Der große Regen hat ja auch nicht die Straße übergeschwemmt, sondern überschwemmt. Andererseits heißt es sprachlich richtig: Dieser und jener Politiker ist zu einer anderen Partei übergewechselt. Otto Schily zum Beispiel ist einst von den Grünen zur SPD übergetreten, womit er kein Gesetz übertreten hat. Der Verbrecher wurde des Mordes überführt. Aber: Der Patient wurde in eine Spezialklinik überführt oder übergeführt; hier kann man laut Duden beides sagen. Es ist eben so eine Sache mit der Konjugation bestimmter Verben, man muss aufpassen.

Nun sind viele Verben von Substantiven abgeleitet und umgekehrt. Doch manche Ableitungen sind nichts als schlechtes Deutsch, wenngleich der Duden solche Unwörter aufgenommen hat, weil sie gang und gäbe sind. So hört man ständig in unbekümmertem Denglisch, dass sich jemand Daten aus dem Internet downgeloadet (heruntergeladen) hat.
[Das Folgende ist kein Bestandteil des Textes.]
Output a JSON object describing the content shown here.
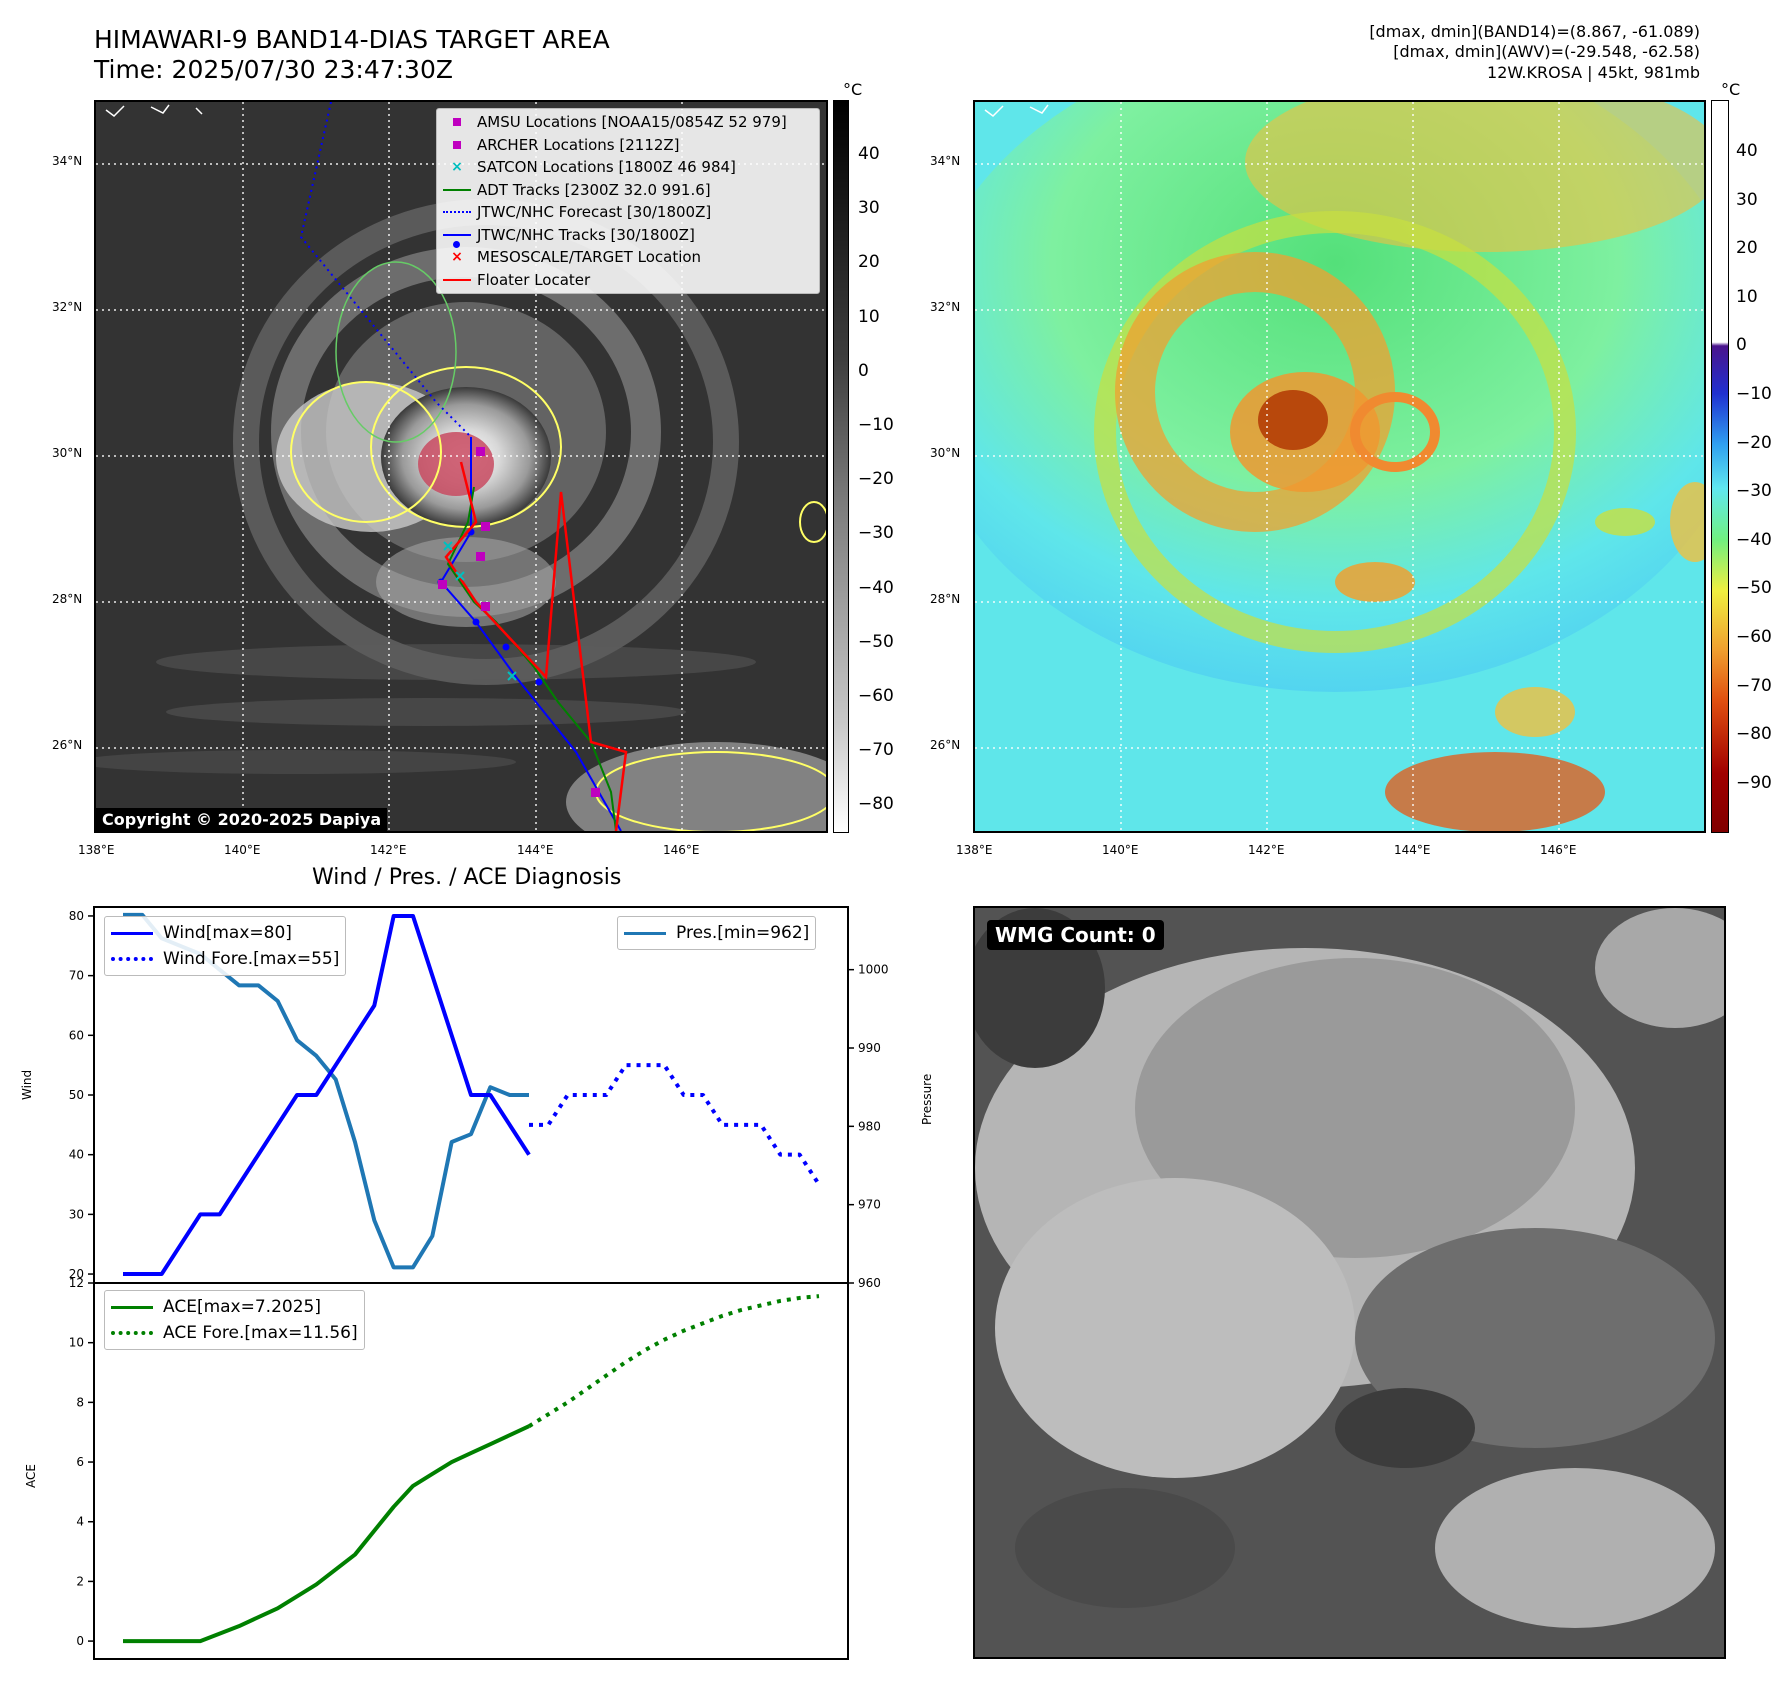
{
  "header": {
    "title_line1": "HIMAWARI-9 BAND14-DIAS TARGET AREA",
    "title_line2": "Time: 2025/07/30 23:47:30Z",
    "info_line1": "[dmax, dmin](BAND14)=(8.867, -61.089)",
    "info_line2": "[dmax, dmin](AWV)=(-29.548, -62.58)",
    "info_line3": "12W.KROSA | 45kt, 981mb"
  },
  "maps": {
    "lon_ticks": [
      "138°E",
      "140°E",
      "142°E",
      "144°E",
      "146°E"
    ],
    "lat_ticks": [
      "34°N",
      "32°N",
      "30°N",
      "28°N",
      "26°N"
    ],
    "colorbar_unit": "°C",
    "ir_colorbar_ticks": [
      "40",
      "30",
      "20",
      "10",
      "0",
      "−10",
      "−20",
      "−30",
      "−40",
      "−50",
      "−60",
      "−70",
      "−80"
    ],
    "awv_colorbar_ticks": [
      "40",
      "30",
      "20",
      "10",
      "0",
      "−10",
      "−20",
      "−30",
      "−40",
      "−50",
      "−60",
      "−70",
      "−80",
      "−90"
    ],
    "copyright": "Copyright © 2020-2025 Dapiya",
    "legend": [
      {
        "label": "AMSU Locations [NOAA15/0854Z 52 979]",
        "symbol": "square",
        "color": "#bf00bf"
      },
      {
        "label": "ARCHER Locations [2112Z]",
        "symbol": "square",
        "color": "#bf00bf"
      },
      {
        "label": "SATCON Locations [1800Z 46 984]",
        "symbol": "x",
        "color": "#00bfbf"
      },
      {
        "label": "ADT Tracks [2300Z 32.0 991.6]",
        "symbol": "line",
        "color": "#008000"
      },
      {
        "label": "JTWC/NHC Forecast [30/1800Z]",
        "symbol": "dotted",
        "color": "#0000ff"
      },
      {
        "label": "JTWC/NHC Tracks [30/1800Z]",
        "symbol": "line-dot",
        "color": "#0000ff"
      },
      {
        "label": "MESOSCALE/TARGET Location",
        "symbol": "x",
        "color": "#ff0000"
      },
      {
        "label": "Floater Locater",
        "symbol": "line",
        "color": "#ff0000"
      }
    ]
  },
  "diagnosis": {
    "title": "Wind / Pres. / ACE Diagnosis",
    "wind_ylabel": "Wind",
    "pres_ylabel": "Pressure",
    "ace_ylabel": "ACE",
    "wind_ticks": [
      "80",
      "70",
      "60",
      "50",
      "40",
      "30",
      "20"
    ],
    "pres_ticks": [
      "1000",
      "990",
      "980",
      "970",
      "960"
    ],
    "ace_ticks": [
      "12",
      "10",
      "8",
      "6",
      "4",
      "2",
      "0"
    ],
    "legend_wind": "Wind[max=80]",
    "legend_wind_fore": "Wind Fore.[max=55]",
    "legend_pres": "Pres.[min=962]",
    "legend_ace": "ACE[max=7.2025]",
    "legend_ace_fore": "ACE Fore.[max=11.56]"
  },
  "wmg": {
    "label": "WMG Count: 0"
  },
  "chart_data": [
    {
      "type": "line",
      "title": "Wind / Pres. / ACE Diagnosis",
      "ylabel": "Wind",
      "ylim": [
        18.5,
        81.5
      ],
      "series": [
        {
          "name": "Wind[max=80]",
          "color": "#0000ff",
          "style": "solid",
          "x": [
            0,
            1,
            2,
            3,
            4,
            5,
            6,
            7,
            8,
            9,
            10,
            11,
            12,
            13,
            14,
            15,
            16,
            17,
            18,
            19,
            20,
            21
          ],
          "values": [
            20,
            20,
            20,
            25,
            30,
            30,
            35,
            40,
            45,
            50,
            50,
            55,
            60,
            65,
            80,
            80,
            70,
            60,
            50,
            50,
            45,
            40
          ]
        },
        {
          "name": "Wind Fore.[max=55]",
          "color": "#0000ff",
          "style": "dotted",
          "x": [
            21,
            22,
            23,
            24,
            25,
            26,
            27,
            28,
            29,
            30,
            31,
            32,
            33,
            34,
            35,
            36
          ],
          "values": [
            45,
            45,
            50,
            50,
            50,
            55,
            55,
            55,
            50,
            50,
            45,
            45,
            45,
            40,
            40,
            35
          ]
        }
      ]
    },
    {
      "type": "line",
      "ylabel": "Pressure",
      "ylim": [
        960,
        1008
      ],
      "series": [
        {
          "name": "Pres.[min=962]",
          "color": "#1f77b4",
          "style": "solid",
          "x": [
            0,
            1,
            2,
            3,
            4,
            5,
            6,
            7,
            8,
            9,
            10,
            11,
            12,
            13,
            14,
            15,
            16,
            17,
            18,
            19,
            20,
            21
          ],
          "values": [
            1007,
            1007,
            1004,
            1003,
            1002,
            1000,
            998,
            998,
            996,
            991,
            989,
            986,
            978,
            968,
            962,
            962,
            966,
            978,
            979,
            985,
            984,
            984
          ]
        }
      ]
    },
    {
      "type": "line",
      "ylabel": "ACE",
      "ylim": [
        -0.6,
        12
      ],
      "series": [
        {
          "name": "ACE[max=7.2025]",
          "color": "#008000",
          "style": "solid",
          "x": [
            0,
            2,
            4,
            6,
            8,
            10,
            12,
            14,
            15,
            16,
            17,
            18,
            19,
            20,
            21
          ],
          "values": [
            0,
            0,
            0,
            0.5,
            1.1,
            1.9,
            2.9,
            4.5,
            5.2,
            5.6,
            6.0,
            6.3,
            6.6,
            6.9,
            7.2
          ]
        },
        {
          "name": "ACE Fore.[max=11.56]",
          "color": "#008000",
          "style": "dotted",
          "x": [
            21,
            22,
            23,
            24,
            25,
            26,
            27,
            28,
            29,
            30,
            31,
            32,
            33,
            34,
            35,
            36
          ],
          "values": [
            7.2,
            7.6,
            8.0,
            8.45,
            8.9,
            9.35,
            9.75,
            10.1,
            10.4,
            10.65,
            10.9,
            11.1,
            11.25,
            11.4,
            11.5,
            11.56
          ]
        }
      ]
    }
  ]
}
Für Bauvorhaben ist ein Planfeststellungsbeschluss notwendig. Schon wird aus dem Planfeststellungsverfahren das Verb planfeststellen. Bei dieser Verkürzung müsste sich der Mund zusammenziehen wie nach dem Biss in eine Zitrone. „Der Senat wird aufgefordert, unverzüglich mit dem Neubau der bereits planfestgestellten Neubaustrecke der Straßenbahn zwischen S-Bahnhof Adlershof und der Wissenschaftsstadt Adlershof zu beginnen. Darüber hinaus ist die Verlängerung der Trasse bis zum Zwickauer Damm planfestzustellen und zügig zu realisieren“, forderten die Grünen. Beachtlich, mit wie vielen Worten man Wesentliches bis zur Entstellung verkürzen kann.